Huagang Shao

An efficient qos framework with distributed adaptive resource management in IPv6 networks

In this paper, we proposed a new QoS framework with Distributed Adaptive Resource Management(DARM). DARM provides end-to-end QoS guarantees to individual flows with minimal overhead, while keeping the scalability characteristic of DiffServ. In DARM, per-flow admission control and resource reservation, in conjunction with a novel IPv6 flow label mechanism, can be processed instantaneously in a fully distributed and independent manner at edge of network without hop-by-hop signaling. In addition, DARM is capable of reconfiguring network resource adaptively according to dynamically changing of traffic load. Through extensive simulations, the results clearly exhibit that DARM has a better overall performance comparing to the IntServ and DiffServ.

A Multiobjective Optimization Algorithm for LSP Setup in Diffserv and MPLS Networks

In this paper, a multiobjective optimization QoS-aware path selection algorithm is proposed for LSPs setup in DiffServ-MPLS networks. We simultaneously optimize multiple QoS objectives by a genetic algorithm in conjunction with concept of Pareto dominance. Simulation demonstrates that the proposed algorithm is capable of discovering a set of QoS-aware near optimal paths within in a few iterations. In addition, simulation results also very promising indicates scalability of the algorithm with increasing number of network nodes.

DIRA: distributed insertion and relocation routing algorithm for overlay multicast in diffserv domain

Traditional multicast routing algorithms require routers to be specially designed such that they can forward the same copy of packet onto different output links simultaneously. This idea conflicts severely with the core-stateless principle in most QoS network architectures, such as Diffserv. Meanwhile, overlay multicast emerges as an effective alternative to the traditional approaches. In this paper, we combine the overlay multicast technique with the Diffserv architecture seamlessly and design an overlay multicast routing algorithm, which generates a multicast tree at a pretty low cost incrementally. Owing to its distributed nature, the computation of the tree can be executed efficiently. Through a large amount of simulations, we have shown that our algorithm is quite competitive in terms of network resource utilization and other metrics.

An end-to-end qos provisioning architecture in IPv6 networks

Differentiated Service (DiffServ) is a scalable solution to provide class-based differentiated Quality of Services (QoS). However, the basic DiffServ model lacks mechanisms to reserve resource for the class-based traffic and perform per-flow admission control. In this paper, we propose an end-to-end QoS provisioning architecture in IPv6 networks supported by a QoS-aware path selection algorithm. We design a novel flow label mechanism to achieve the effect of per-flow reservation paradigm and keep the scalability of DiffServ. In addition, the proposed QoS-aware path selection algorithm can optimize multiple QoS objectives simultaneously by exploiting genetic algorithm technique in conjunction with concept of Pareto dominance. The simulation results demonstrate the efficiency and scalability of the proposed architecture and algorithm.

A novel approach for topology-aware overlay multicasting

Most existing overlay multicast approaches avoid to consider any network layer support no matter whether it is available or not. This design principle greatly increases the complexity of the routing algorithms and makes the overlay topologies incompatible with the underlying network. To address these issues, we propose TOMIMN as a novel overlay multicast approach, which exploits the cooperation between end-hosts and IP multicast routers to construct a topology-aware overlay tree. Through a little modification to PIM-SM, a multicast router is able to receive registration from nearby group members and redirect passing-by join requests to them. Due to the multicast routers support, TOMIMN organizes its group members into an overlay multicast tree efficiently, which matches the physical network topology well.
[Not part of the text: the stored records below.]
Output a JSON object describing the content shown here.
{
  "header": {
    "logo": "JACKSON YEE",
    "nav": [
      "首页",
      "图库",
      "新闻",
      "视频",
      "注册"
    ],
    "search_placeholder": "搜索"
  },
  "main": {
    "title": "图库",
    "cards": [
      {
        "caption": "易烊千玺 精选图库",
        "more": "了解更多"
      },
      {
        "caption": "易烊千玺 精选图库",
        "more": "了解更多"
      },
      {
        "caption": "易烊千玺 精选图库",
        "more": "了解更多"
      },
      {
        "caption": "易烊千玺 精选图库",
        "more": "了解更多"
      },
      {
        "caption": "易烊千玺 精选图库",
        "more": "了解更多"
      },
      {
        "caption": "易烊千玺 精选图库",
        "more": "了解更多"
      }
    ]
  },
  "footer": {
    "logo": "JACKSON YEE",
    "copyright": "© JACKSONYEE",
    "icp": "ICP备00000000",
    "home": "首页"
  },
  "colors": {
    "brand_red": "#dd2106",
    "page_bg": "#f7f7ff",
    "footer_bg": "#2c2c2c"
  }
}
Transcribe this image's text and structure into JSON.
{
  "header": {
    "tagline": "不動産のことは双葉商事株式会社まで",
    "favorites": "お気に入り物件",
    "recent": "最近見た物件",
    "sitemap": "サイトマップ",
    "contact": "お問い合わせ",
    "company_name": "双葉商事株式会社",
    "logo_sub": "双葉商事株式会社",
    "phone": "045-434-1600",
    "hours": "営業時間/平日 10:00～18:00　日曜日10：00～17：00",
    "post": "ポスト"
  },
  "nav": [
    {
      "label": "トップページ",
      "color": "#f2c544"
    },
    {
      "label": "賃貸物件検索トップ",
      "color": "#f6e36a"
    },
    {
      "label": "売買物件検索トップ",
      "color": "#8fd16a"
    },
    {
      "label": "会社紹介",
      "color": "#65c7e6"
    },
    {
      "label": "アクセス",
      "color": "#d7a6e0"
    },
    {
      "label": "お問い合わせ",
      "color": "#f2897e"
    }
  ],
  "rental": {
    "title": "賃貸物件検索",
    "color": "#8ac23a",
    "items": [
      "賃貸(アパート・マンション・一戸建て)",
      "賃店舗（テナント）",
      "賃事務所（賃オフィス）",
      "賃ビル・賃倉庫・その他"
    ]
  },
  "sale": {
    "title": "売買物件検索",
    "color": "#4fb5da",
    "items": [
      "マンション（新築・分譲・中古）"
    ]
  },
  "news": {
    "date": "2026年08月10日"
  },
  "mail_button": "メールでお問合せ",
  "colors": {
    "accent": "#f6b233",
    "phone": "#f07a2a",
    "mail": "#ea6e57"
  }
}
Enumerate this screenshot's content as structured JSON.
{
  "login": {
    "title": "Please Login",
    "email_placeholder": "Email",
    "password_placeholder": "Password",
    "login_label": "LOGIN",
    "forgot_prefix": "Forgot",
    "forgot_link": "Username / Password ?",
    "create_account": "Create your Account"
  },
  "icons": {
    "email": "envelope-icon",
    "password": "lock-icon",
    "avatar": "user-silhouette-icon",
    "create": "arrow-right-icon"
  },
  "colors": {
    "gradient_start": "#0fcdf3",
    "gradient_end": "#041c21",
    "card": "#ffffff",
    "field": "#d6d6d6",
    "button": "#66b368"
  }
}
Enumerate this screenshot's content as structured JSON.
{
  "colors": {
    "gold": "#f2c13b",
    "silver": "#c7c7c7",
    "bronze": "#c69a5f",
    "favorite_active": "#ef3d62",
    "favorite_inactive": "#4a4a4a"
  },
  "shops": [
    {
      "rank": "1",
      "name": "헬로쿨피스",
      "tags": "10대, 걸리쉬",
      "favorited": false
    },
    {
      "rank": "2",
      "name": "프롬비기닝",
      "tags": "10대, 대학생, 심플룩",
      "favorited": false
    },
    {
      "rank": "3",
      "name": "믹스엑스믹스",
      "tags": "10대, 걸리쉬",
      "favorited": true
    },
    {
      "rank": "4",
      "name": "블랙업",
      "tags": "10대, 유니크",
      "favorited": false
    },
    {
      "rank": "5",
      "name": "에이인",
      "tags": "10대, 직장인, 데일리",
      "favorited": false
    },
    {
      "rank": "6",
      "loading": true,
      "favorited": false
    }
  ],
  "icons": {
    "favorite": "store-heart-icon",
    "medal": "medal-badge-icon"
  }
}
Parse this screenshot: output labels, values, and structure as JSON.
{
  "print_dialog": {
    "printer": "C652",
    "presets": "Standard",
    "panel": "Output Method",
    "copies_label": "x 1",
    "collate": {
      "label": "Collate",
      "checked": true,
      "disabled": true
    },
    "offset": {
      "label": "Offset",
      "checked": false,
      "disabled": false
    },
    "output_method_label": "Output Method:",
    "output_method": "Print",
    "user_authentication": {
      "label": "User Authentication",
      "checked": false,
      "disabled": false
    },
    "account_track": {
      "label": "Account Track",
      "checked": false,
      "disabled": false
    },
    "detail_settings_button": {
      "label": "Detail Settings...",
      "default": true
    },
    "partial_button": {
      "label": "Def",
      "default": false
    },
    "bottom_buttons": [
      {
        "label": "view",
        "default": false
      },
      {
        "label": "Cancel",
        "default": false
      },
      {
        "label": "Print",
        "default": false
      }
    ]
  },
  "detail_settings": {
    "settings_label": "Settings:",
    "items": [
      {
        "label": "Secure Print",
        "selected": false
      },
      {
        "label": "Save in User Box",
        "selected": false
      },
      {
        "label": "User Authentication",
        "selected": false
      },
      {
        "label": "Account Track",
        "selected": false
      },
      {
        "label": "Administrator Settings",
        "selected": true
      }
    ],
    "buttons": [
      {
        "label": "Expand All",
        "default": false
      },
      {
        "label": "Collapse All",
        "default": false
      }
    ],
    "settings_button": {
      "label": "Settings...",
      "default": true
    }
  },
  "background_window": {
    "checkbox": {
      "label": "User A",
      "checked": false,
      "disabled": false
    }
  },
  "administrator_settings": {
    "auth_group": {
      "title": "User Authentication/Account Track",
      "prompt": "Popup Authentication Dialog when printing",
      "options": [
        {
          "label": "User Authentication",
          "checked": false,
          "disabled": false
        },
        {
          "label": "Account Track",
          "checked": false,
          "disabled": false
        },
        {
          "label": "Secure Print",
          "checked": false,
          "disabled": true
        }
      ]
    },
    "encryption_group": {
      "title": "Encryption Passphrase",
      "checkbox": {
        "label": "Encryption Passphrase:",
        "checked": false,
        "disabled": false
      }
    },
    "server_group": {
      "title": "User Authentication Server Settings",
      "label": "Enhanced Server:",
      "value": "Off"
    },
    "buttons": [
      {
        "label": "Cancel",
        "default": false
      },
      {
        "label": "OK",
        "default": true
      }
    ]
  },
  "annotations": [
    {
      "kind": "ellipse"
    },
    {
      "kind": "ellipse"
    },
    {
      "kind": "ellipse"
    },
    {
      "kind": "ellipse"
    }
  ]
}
An Efficient Routing Algorithm for Overlay Multicast in Diffserv Domains

We propose a novel approach to enable QoS-guaranteed overlay multicast among Diffserv domains. Our approach exploits the edge routers as the overlay nodes while complying with the core-stateless principle of the Diffserv architecture. The contribution of our work is two-fold. First, we devise a distributed insertion and relocation algorithm (DIRA) to organize the edge routers of the same domain into an efficient overlay multicast tree. The algorithm keeps a candidate parent for each node so that as the incremental tree building process is going on, the tree topology can be adjusted timely for a small cost according to its dynamic membership. Due to its distributed nature, the algorithm imposes no huge computation burden on any single node. Second, our approach combine the overlay multicast technique with the QoS architecture seamlessly, which provides a promising platform for various applications. Through a large amount of simulations, we prove that DIRA is more competitive than other IP multicast and overlay multicast schemes in terms of tree cost and other metrics.